Italian American Culture_SP18

Sexuality in Saturday Night Fever

 

            In his article “A straight heterosexual film: Masculinity, Sexuality, and Ethnicity in Saturday Night Fever” Stelios Christodoulou calls attention to this, claiming that “underpinning Saturday Night Fever’s representation of masculinity is a seeming paradox, exemplified in Pauline Kael’s disclaimer that ‘it’s a straight heterosexual film’ despite the obvious similarities to Scorpio Rising’s gay bikers. While Tony Manero is represented as a sexist, homophobic, and racist heterosexual man, he also indulges in the traditionally feminizing activities of disco dancing and self-grooming” (Christodoulou 1). In other words, on one hand, we see Tony putting on a hypermasculine performance, while, on the other hand, we see him performing activities typically thought of as feminine such as self-grooming and disco dancing to songs in the soundtrack performed by the Bee Gees featuring falsettos.

Tony wants to be seen, desperately, as heterosexual, exemplifying ‘the difficulty that some men have in relating to women as comrades and friends and not simply sex facilitators’ (Ebert, See Footnote 1). He bullies homosexuals, he has posters of both ‘macho’ men and pin-ups. He ‘can't really see women at all, and in the cruel closing scenes he makes a half-hearted attempt to rape Stephanie, and then sits in the front seat of a car while Annette is being raped in the back by two of his buddies’ (Ebert). I would like to put forward the interpretation that the underlying reason for this is, once again, like Michael and like Arturo, is the desire to not be vulnerable to the Other.

Multiple scenes highlight this paradox, but, as Christodoulou tells us, none of them as much as the grooming scene.

“This almost playful juxtaposition of signifiers of homosexuality and heterosexuality reaches its climax in an indicative sequence of images at the end of the grooming scene. A shot of the Bruce Lee poster on Tony’s wall cuts to a reverse shot from the perspective of the poster as Tony looks in the mirror and imitates the same pose [...]. However, just when the narcissistic display of Tony’s body threatens to challenge his heterosexuality, the film cuts to a poster of Farah Fawcett. Her wide smile, presumably at the sight of Tony’s penis, affirms its heterosexual use” (13-14).


We might even say that he is like Arturo Bandini in some respect. Both Arturo and Tony deny a, respectively, racial and feminine identity in order to rid themselves of vulnerability to the Other (Arturo wants to rid himself of vulnerability through whiteness, Tony, is pressured by his father and friends, to rid himself of vulnerability through being a ‘man,’ even while engaging in feminine activities). However, both paths lead to a psychologically unstable position. Both are reified in, respectively, racial and gendered identities. In Tony's case, we see his anxiety expressed in the train scene of Saturday Night Fever; we see him in distress and grief over the previous night's events, and we see him contemplate his actions which complete his character arc (complete with Dutch tilt).
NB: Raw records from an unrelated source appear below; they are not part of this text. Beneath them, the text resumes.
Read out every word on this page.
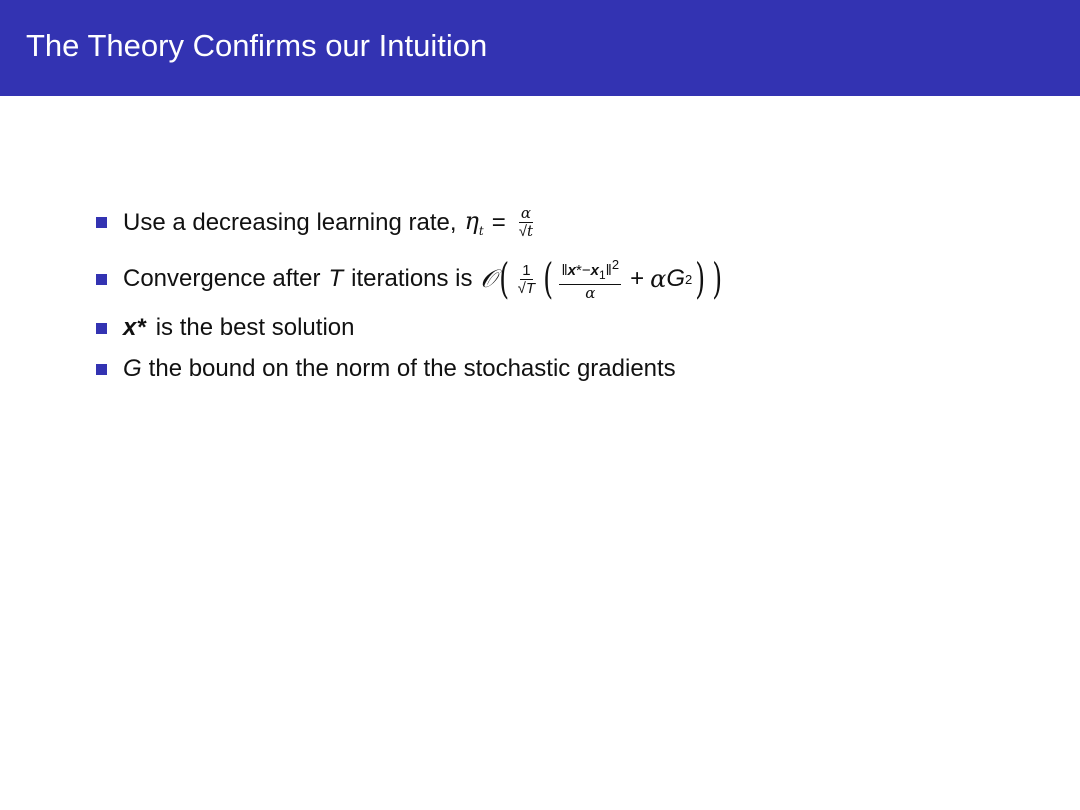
The Theory Confirms our Intuition
Use a decreasing learning rate, $\eta_t = \frac{\alpha}{√t}$
Convergence after T iterations is 𝒪 ( $\frac{1}{√T}$ ( $\frac{‖x*-x_1‖^2}{\alpha} + \alpha$ G 2 ) )
x* is the best solution
G the bound on the norm of the stochastic gradients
This untenable position, one of self-denying (i.e., denying one’s feminine identity or, as Butler might say ‘the political constitution’ of the self) hardline “straight heterosexuality,” resolves itself in the final scene. Stephanie and Tony sit at a windowsill, framed separately by a division in the living room window, after a disastrous night for both of them. Tony asks for reconciliation. She, challenging Tony, asks if “he could stand being friends with a girl.” Although Tony is unsure, she accepts his request and she crosses the division in the window showing his acceptance of the feminine.

One looming question is: how does this hypermasculinity relate to his ethnicity? Do we see, in Tony, an element of John Gennari’s Frank Sinatra? In other words, do we see a similar sort of Sinatra-esque masculine performativity in Tony? We might say that Tony, at the beginning of his character arc, while not necessarily an “OG,” puts up a “Sinatra-ladies-man” performance. As a resolution of his inner conflict, he becomes “a true heir [of Sinatra embracing,...] the femininity at the heart of their musical art and soul” (Gennari 71).